The Wisconsin Supreme Court agreed 4-3 on Friday to allow the use of drop boxes in the state's next municipal primary election on Feb. 15, the Milwaukee Journal Sentinel reported.
The judges did unanimously agree, however, to take the decision on the legality of drop boxes, which will determine the rules for the fall elections for governor and U.S. senator.
"As a general rule, this court should not muddy the waters during an ongoing election," Justice Brian Hagedorn, elected in 2019 mainly by conservative Republicans, wrote in his concurring opinion.

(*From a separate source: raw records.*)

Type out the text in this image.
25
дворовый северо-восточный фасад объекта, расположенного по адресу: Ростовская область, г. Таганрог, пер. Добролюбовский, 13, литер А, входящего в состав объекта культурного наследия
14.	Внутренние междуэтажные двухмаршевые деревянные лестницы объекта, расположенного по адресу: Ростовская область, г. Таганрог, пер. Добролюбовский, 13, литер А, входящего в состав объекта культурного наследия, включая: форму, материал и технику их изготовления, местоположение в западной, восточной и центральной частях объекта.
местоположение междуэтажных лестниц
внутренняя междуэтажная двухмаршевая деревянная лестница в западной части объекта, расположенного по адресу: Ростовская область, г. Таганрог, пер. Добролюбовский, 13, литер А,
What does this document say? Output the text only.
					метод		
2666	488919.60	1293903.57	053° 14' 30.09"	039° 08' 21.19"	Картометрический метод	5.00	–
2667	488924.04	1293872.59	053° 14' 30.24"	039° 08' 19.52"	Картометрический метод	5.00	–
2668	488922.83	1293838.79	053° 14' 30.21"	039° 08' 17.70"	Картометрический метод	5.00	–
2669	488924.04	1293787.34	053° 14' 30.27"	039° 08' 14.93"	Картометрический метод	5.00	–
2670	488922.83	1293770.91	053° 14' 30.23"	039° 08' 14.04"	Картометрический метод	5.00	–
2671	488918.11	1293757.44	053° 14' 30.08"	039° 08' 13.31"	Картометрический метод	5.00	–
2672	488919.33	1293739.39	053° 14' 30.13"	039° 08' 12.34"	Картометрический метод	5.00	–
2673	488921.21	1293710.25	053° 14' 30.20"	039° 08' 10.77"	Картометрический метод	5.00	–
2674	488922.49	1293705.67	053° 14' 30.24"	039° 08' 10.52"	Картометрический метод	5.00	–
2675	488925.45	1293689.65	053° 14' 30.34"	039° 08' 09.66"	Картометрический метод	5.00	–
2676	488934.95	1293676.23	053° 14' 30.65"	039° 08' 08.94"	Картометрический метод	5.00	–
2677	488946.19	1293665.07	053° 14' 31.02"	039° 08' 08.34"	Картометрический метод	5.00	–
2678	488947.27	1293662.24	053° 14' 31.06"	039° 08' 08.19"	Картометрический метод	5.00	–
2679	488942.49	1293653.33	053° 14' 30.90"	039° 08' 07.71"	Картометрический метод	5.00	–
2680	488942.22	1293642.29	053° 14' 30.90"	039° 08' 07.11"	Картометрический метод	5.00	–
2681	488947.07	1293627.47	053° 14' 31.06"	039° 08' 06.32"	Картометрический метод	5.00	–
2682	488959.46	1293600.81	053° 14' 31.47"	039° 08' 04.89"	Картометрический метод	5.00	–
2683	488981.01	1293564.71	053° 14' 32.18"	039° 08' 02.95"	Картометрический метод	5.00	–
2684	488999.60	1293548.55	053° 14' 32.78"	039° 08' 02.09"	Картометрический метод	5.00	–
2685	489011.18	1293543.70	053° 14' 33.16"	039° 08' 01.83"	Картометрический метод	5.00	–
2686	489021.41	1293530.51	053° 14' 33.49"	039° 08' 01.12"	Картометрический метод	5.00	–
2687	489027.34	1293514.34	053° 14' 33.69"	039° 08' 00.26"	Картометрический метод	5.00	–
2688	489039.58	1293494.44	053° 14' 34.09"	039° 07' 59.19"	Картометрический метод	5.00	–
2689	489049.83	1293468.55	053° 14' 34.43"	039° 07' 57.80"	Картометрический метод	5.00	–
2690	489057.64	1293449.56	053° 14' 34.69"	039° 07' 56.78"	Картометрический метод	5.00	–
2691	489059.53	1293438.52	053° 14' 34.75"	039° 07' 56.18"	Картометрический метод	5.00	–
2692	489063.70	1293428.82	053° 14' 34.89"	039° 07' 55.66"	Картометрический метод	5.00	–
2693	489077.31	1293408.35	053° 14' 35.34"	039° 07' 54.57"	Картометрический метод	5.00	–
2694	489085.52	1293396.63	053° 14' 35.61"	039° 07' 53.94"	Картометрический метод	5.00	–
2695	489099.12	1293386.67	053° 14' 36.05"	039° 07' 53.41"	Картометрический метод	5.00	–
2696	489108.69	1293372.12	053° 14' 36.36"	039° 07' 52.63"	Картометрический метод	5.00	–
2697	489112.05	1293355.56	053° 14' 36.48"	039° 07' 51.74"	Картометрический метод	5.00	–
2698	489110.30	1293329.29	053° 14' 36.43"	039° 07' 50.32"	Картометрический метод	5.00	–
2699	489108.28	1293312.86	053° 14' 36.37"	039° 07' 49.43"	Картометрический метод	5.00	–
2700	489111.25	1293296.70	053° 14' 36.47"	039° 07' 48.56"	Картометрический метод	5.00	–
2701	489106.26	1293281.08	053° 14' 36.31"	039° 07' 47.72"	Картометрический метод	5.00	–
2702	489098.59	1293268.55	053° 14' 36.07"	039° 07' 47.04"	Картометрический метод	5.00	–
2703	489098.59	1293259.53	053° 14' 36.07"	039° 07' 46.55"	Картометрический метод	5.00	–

Justice Rebecca Bradley wrote in dissent to the decision to let drop boxes be used in the Feb. 15 election, taking shots at Hagedorn's opinion.
"Astonishingly, Justice Hagedorn says it doesn't matter whether the circuit court properly denied a stay of its order or not; apparently, once again, it's simply too close to the election to undo the court of appeals' mistake," she wrote.
"In Wisconsin, there is always an impending election. Under the logic of his concurrence, (the Wisconsin Elections Commission) may declare the rules as it wishes, the court of appeals may disregard the law when it wishes, and the majority will do nothing in response."
The decision from the state Supreme Court comes after the District 4 Court of Appeals ruled on Monday that immediately barring drop boxes would complicate the Feb. 15 primary, reversing a Waukesha judge's order.